# How does Lyft assign requests based on location



## nickuber (Jan 6, 2015)

Hey guys,
I am relatively new to lyft and I wanted to get some answers on how lyft works regarding locations.
My question is this:
If two lyft drivers (Driver 1 and Driver 2) were parked at two different locations when Customer 1 requests a ride.
Driver 1 was closer to Customer in terms of distance. 
Driver 2 was farther away to Customer in terms of distance, but closer in terms of ETA.
Who would get the request? Does Lyft just look at distance or does it look at eta distance.

I have attached a simple example below.


----------



## ElectroFuzz (Jun 10, 2014)

I don't think they release information like this
but their system is built on top of an existing navigation program
so most likely it's the ETA (not distance)

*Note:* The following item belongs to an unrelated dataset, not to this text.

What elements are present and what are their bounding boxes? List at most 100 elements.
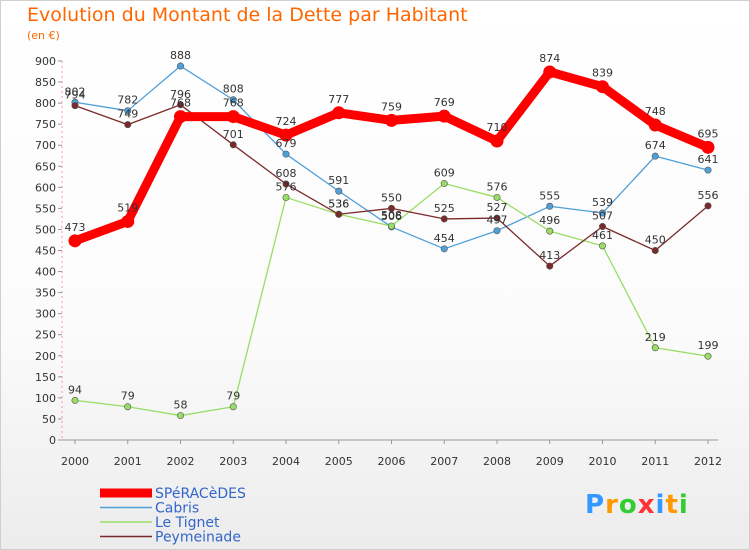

Now I know sometimes it feels like it's the other way around
but there are other factors in place.
The biggest one is that no mater what, there is always some lag in the system.
So if you are driving on the highway and you get a ping for the next exit
you might have passed that exit by the time the ping arrives.


----------



## nickuber (Jan 6, 2015)

Cool thank you electric! I am going to test it out with a buddy of mine and post what happens


----------



## Killeen Ubur (Oct 29, 2014)

nickuber said:


> Cool thank you electric! I am going to test it out with a buddy of mine and post what happens





nickuber said:


> Hey guys,
> I am relatively new to lyft and I wanted to get some answers on how lyft works regarding locations.
> My question is this:
> If two lyft drivers (Driver 1 and Driver 2) were parked at two different locations when Customer 1 requests a ride.
> ...


Uber/Lyft both use distance (closest driver get it) I know I had to take crazy route to the pak Here in Austin we got a lot of one ways especially downtown Wow hows Albuquerque doing with Lyft ? My home town LOL wouldn't think those ass backwards homies would know how to use Lyft LOL Be Careful they will probably send for you just to steal your cell phone......!!! Need to move to a real city like Austin


----------



## ChrisInABQ (Oct 21, 2014)

Nick, I can't tell you how many times I've been at the Coors & Montano area and got a ping for Los Poblanos Inn. Uber thinks I'm only 3 minutes away when it's actually 15 minutes, but Lyft usually gives about 14 minutes or so. That tells me that Uber goes on distance only and Lyft is actually using navigation data to route the nearest driver.



Killeen Ubur said:


> Uber/Lyft both use distance (closest driver get it) I know I had to take crazy route to the pak Here in Austin we got a lot of one ways especially downtown Wow hows Albuquerque doing with Lyft ? My home town LOL wouldn't think those ass backwards homies would know how to use Lyft LOL Be Careful they will probably send for you just to steal your cell phone......!!! Need to move to a real city like Austin


Who says they actually KNOW how to use Lyft? Once got a Lyft ping at 3am about 8 miles away from where the drunk was at. There's a lesson to learn in there somewhere tho, so I adapted and learned how to make a buck on Uber/Lyft in the ABQ.


----------



## mizzrock (Jan 3, 2015)

ElectroFuzz said:


> I don't think they release information like this
> but their system is built on top of an existing navigation program
> so most likely it's the ETA (not distance)
> 
> ...


This I know ALL to well.


----------



## Copperas Cove Uber (Dec 14, 2014)

Has Albuquerque gotten that bad. I ain't actually been in the city in years, my parents live in Estancia. I grew up in Albuquerque, went to Taft Middle School before finally moving up north to Indiana. The most I know bout Albuquerque now is what I see on Cops and Breaking Bad, lol.


----------